SURABAYA, SRTV.CO.ID – Pemerintah Provinsi Jawa Timur kembali menunjukkan komitmen kuat dalam memajukan pendidikan Islam. Melalui penyelenggaraan Rapat Koordinasi Penyusunan Rencana Pengembangan Pesantren (RPP) di Gedung Binaloka Adhikara, Kamis (30/4/2026), langkah strategis disusun untuk menjawab tantangan zaman selama lima tahun ke depan.
“Tujuan RPP adalah menyusun arah kebijakan pengembangan pesantren yang terintegrasi sehingga mampu menjawab tantangan zaman tanpa meninggalkan nilai-nilai keislaman dan kemandirian pesantren,” ujar Kepala Biro Kesejahteraan Rakyat Setdaprov Jawa Timur, Agung Subagyo. Jumat (1/5/2026)
Rakor yang dihadiri oleh 25 Organisasi Perangkat Daerah (OPD) dan 50 perwakilan pondok pesantren se-Jatim ini menjadi wadah sinergi lintas sektor. Pesantren dinilai memiliki peran vital tidak hanya dalam pendidikan, tetapi juga pembangunan karakter, moral, hingga ekonomi umat yang perlu dikelola secara terukur dan berkelanjutan.
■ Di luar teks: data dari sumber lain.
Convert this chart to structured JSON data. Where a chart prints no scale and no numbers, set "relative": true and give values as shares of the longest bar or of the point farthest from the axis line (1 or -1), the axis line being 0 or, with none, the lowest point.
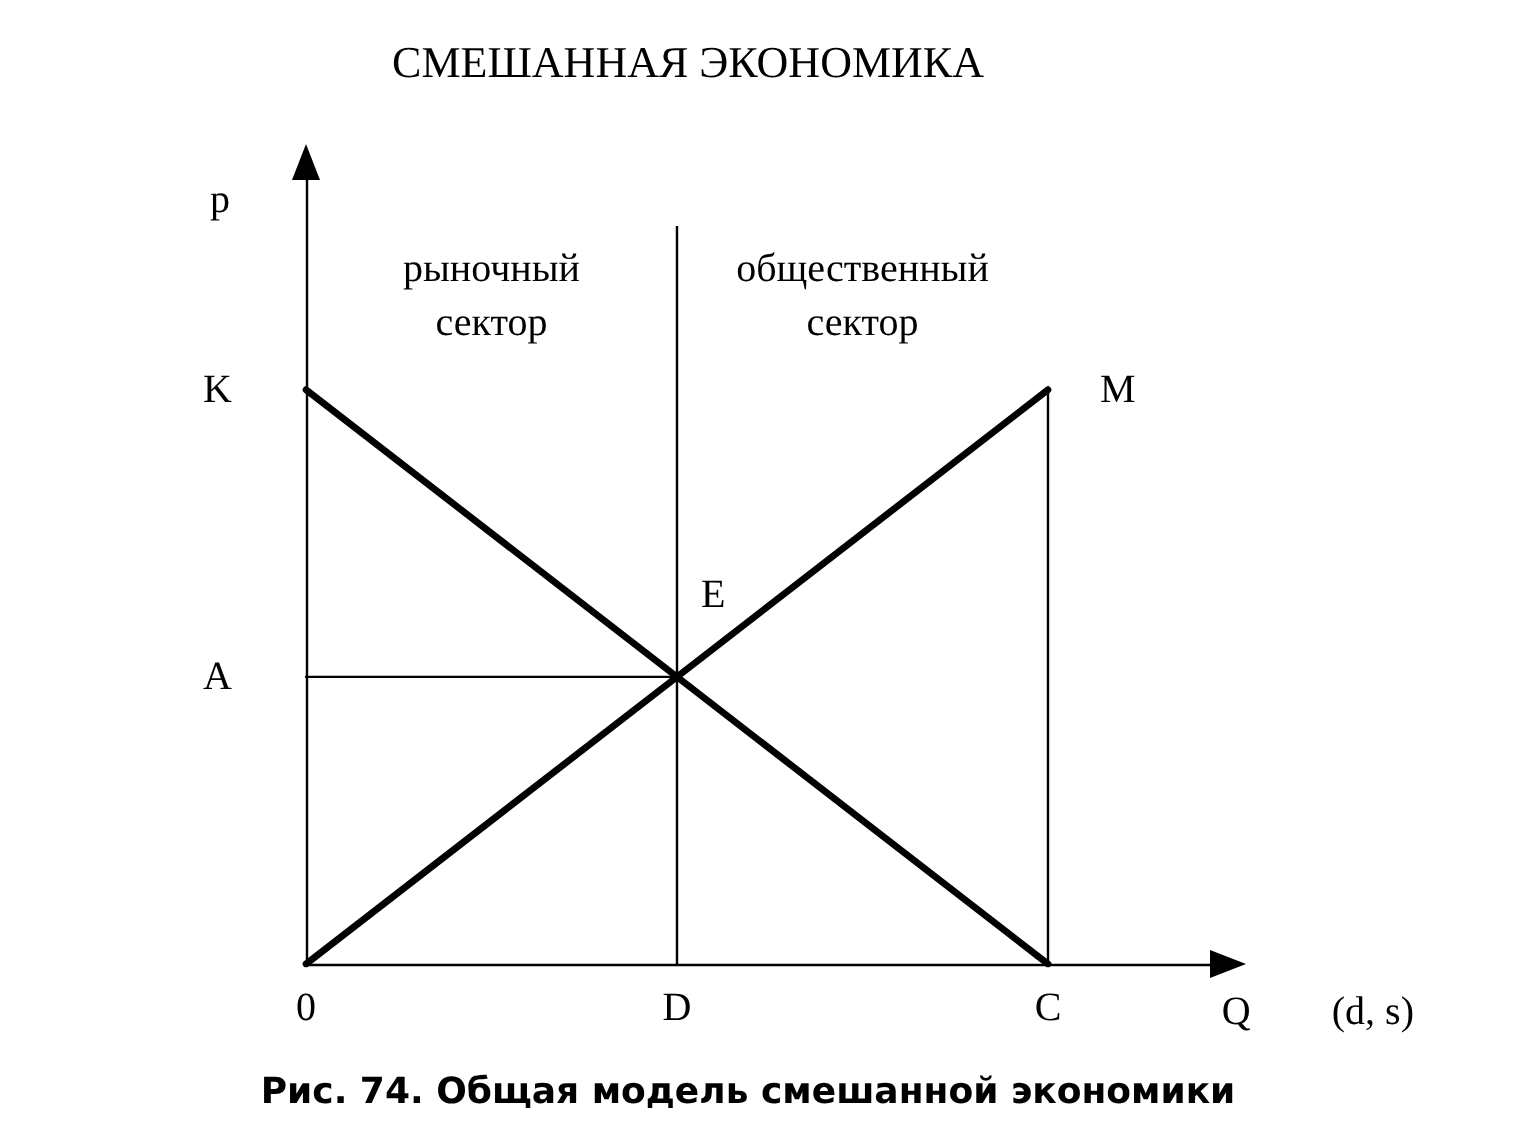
{
  "chart_data": {
    "type": "line",
    "title": "СМЕШАННАЯ ЭКОНОМИКА",
    "xlabel": "Q",
    "ylabel": "p",
    "categories": [
      "0",
      "D",
      "C"
    ],
    "relative": true,
    "marker": "none",
    "series": [
      {
        "color": "#000000",
        "values": [
          1,
          0.5,
          0
        ]
      },
      {
        "color": "#000000",
        "values": [
          0,
          0.5,
          1
        ]
      },
      {
        "color": "#000000",
        "x": [
          "0",
          "D"
        ],
        "values": [
          0.5,
          0.5
        ]
      },
      {
        "color": "#000000",
        "x": [
          "C",
          "C"
        ],
        "values": [
          0,
          1
        ]
      }
    ],
    "ref_lines": [
      {
        "axis": "x",
        "value": "D",
        "color": "#000000"
      }
    ],
    "annotations": [
      "рыночный\nсектор",
      "общественный\nсектор",
      {
        "text": "K",
        "x": "0",
        "y": 1
      },
      {
        "text": "A",
        "x": "0",
        "y": 0.5
      },
      {
        "text": "E",
        "x": "D",
        "y": 0.5
      },
      {
        "text": "M",
        "x": "C",
        "y": 1
      },
      "(d, s)",
      "Рис. 74. Общая модель смешанной экономики"
    ]
  }
}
“Pesantren harus menjadi bagian penting dari pembangunan daerah. Karena itu, program prioritas terus diarahkan agar pesantren semakin maju, mandiri, dan kompetitif,” jelas Kukuh Tri Sandi, perwakilan dari Bappeda Provinsi Jawa Timur.
Berbagai program unggulan pun dipaparkan, mulai dari pengembangan ekonomi melalui Ekotren OPOP, beasiswa santri unggulan, Jatim World Class Education, hingga PESTANA. Semua ini dirancang untuk meningkatkan kualitas sumber daya manusia dan daya saing lembaga pendidikan Islam di Jawa Timur.
“Pesantren di Jawa Timur memiliki kekuatan besar. Tinggal bagaimana seluruh pihak hadir memberikan dukungan nyata agar semakin berkembang,” kata Imam Turmudzi, perwakilan Kanwil Kemenag Jatim.
Ia juga menyoroti potensi besar jumlah pesantren yang mencapai 7.425 lembaga, serta memperkenalkan program TOPTREN sebagai sarana promosi dan penguatan citra positif di masyarakat. Sementara itu, aspek regulasi juga menjadi perhatian serius.
“Setiap langkah pembangunan pesantren harus didukung aturan yang jelas agar pelaksanaan program berjalan efektif, tepat sasaran, dan berkelanjutan,” ungkap Wahyu, perwakilan Biro Hukum Setdaprov Jatim.
Tak kalah penting, peran ekonomi pesantren juga digelorakan. Sekjen OPOP Jawa Timur, Gus Ghofirin, menegaskan bahwa pesantren kini bukan sekadar tempat belajar agama, melainkan pusat pertumbuhan ekonomi baru.
“Pesantren memiliki potensi luar biasa. Jika dikelola bersama dan diberi ruang berkembang, pesantren akan menjadi kekuatan ekonomi umat yang mampu membawa kesejahteraan masyarakat,” tuturnya.
Rakor ini diharapkan melahirkan rumusan terbaik demi terwujudnya pesantren Jawa Timur yang modern, mandiri, dan bermartabat.